Abbot of Bangor-on-Dee

Saint Dunod (variously spelled Dinooth, Dinothus and Dunawd) was the first Abbot of Bangor Iscoed of north-east Wales.

==Early life==
Originally a North British chieftain, Dunod was driven by reverses of fortune into Wales. He was married to Dwywai, daughter of Lleënog, and they had three sons: Deiniol, Cynwyl and Gwarthan.

== Religious life ==
Under the patronage of Cyngen Glodrydd, Prince of Powys, Dunod and his sons were said to have founded the monastery of Bangor on the River Dee. The community at Bangor was very numerous, and the laus perennis was established there. The Triads say there were 2400 monks, who in turn, 100 each hour, sang the Divine Service day and night. It was an important religious centre in the 5th and 6th centuries. The monastery was destroyed in about 613 by the Anglo-Saxon king Æthelfrith of Northumbria after he defeated the Welsh at the Battle of Chester. A number of the monks then transferred to Bardsey Island.

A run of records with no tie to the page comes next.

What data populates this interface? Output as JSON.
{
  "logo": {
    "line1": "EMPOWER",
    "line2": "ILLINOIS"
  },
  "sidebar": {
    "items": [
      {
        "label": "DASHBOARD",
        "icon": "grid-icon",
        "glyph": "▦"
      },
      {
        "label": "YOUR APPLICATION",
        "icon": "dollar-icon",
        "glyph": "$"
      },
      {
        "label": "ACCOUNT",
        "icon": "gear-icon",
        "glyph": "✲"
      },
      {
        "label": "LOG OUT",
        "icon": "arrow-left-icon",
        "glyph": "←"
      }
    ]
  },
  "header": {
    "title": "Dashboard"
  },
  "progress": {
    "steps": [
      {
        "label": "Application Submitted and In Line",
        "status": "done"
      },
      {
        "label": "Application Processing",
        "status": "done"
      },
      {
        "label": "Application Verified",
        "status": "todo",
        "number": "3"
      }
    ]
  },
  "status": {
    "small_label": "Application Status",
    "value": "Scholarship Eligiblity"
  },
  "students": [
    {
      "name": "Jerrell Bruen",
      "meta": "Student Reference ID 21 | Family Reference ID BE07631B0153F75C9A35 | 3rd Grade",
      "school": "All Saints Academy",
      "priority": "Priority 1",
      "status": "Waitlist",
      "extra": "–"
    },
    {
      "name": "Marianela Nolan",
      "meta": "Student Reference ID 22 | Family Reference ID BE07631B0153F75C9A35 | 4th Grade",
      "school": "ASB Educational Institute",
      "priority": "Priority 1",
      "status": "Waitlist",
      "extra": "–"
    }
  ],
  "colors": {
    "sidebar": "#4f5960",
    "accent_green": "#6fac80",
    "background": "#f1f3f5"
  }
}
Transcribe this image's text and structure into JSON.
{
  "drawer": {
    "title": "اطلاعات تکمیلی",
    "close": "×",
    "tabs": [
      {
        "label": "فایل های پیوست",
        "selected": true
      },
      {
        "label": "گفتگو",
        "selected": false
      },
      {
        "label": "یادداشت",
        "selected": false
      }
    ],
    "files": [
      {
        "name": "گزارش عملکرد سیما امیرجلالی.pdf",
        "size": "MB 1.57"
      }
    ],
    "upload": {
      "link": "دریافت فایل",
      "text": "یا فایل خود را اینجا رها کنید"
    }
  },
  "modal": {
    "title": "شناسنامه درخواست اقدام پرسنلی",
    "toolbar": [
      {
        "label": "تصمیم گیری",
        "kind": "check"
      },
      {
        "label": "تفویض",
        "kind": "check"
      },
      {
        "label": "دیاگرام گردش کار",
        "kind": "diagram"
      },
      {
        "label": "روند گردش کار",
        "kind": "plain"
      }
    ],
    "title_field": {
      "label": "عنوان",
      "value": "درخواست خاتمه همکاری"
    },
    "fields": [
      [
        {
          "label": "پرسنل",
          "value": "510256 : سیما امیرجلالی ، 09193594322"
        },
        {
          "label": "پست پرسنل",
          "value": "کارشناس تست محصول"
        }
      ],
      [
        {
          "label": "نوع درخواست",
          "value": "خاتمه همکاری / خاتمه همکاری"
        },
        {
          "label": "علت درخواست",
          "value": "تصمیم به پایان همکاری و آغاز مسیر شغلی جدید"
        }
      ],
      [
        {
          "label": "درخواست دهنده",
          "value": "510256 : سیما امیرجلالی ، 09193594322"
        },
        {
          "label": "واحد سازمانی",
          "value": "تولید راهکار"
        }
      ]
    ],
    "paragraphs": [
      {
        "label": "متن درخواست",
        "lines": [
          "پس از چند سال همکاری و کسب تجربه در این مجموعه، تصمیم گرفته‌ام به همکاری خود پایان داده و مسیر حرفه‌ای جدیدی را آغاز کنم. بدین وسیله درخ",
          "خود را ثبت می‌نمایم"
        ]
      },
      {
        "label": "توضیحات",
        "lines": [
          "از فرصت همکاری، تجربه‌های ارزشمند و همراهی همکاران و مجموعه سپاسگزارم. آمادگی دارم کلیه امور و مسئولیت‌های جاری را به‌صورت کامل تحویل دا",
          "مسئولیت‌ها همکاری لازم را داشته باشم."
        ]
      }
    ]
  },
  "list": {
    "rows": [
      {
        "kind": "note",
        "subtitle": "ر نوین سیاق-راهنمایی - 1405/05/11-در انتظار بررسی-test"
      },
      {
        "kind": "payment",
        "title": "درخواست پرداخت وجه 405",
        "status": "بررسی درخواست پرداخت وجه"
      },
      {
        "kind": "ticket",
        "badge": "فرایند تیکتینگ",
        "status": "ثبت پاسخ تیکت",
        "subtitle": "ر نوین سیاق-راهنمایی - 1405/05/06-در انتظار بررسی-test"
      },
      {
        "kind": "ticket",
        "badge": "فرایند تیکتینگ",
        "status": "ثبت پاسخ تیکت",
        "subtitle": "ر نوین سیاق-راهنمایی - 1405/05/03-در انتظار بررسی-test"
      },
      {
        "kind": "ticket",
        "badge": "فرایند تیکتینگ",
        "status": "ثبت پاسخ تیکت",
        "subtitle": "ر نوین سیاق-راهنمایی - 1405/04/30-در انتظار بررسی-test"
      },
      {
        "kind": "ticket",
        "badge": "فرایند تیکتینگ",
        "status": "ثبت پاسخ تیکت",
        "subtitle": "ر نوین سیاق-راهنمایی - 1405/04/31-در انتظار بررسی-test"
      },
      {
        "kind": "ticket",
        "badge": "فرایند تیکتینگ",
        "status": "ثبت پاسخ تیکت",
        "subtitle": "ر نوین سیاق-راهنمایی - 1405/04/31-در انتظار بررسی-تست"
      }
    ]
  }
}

Dunod is best known as being the only Welsh ecclesiastic mentioned by name in Bede's Historia ecclesiastica gentis Anglorum. Bede states that Dunod (Dunawd) was still abbot of Bangor Iscoed at the time of the second meeting of Augustine of Canterbury with the seven Welsh bishops at 'Augustine's Oak' (possibly Aust in Gloucestershire or Cressage in Shropshire) in 602 or 603. George Cyprian Alston, writing in the Catholic Encyclopedia doubts that Dunod attended the meeting. While delegates from Bangor did attended the conference, Dunod would have been far advanced in years, and the journey from North Wales to the Lower Severn would have been a difficult one for an aged man.

He is often identified with Dunod Fawr ap Pabo Post Prydain, a Brythonic King ruling somewhere in the North of Britain and father of Saint Deiniol, the first Bishop of Bangor in Gwynedd. However, this is chronologically unlikely.

== Legacy ==
St. Dunod's feast day is 7th September. The primary school in Bangor-on-Dee is named in his honour; Ysgol Sant Dunawd.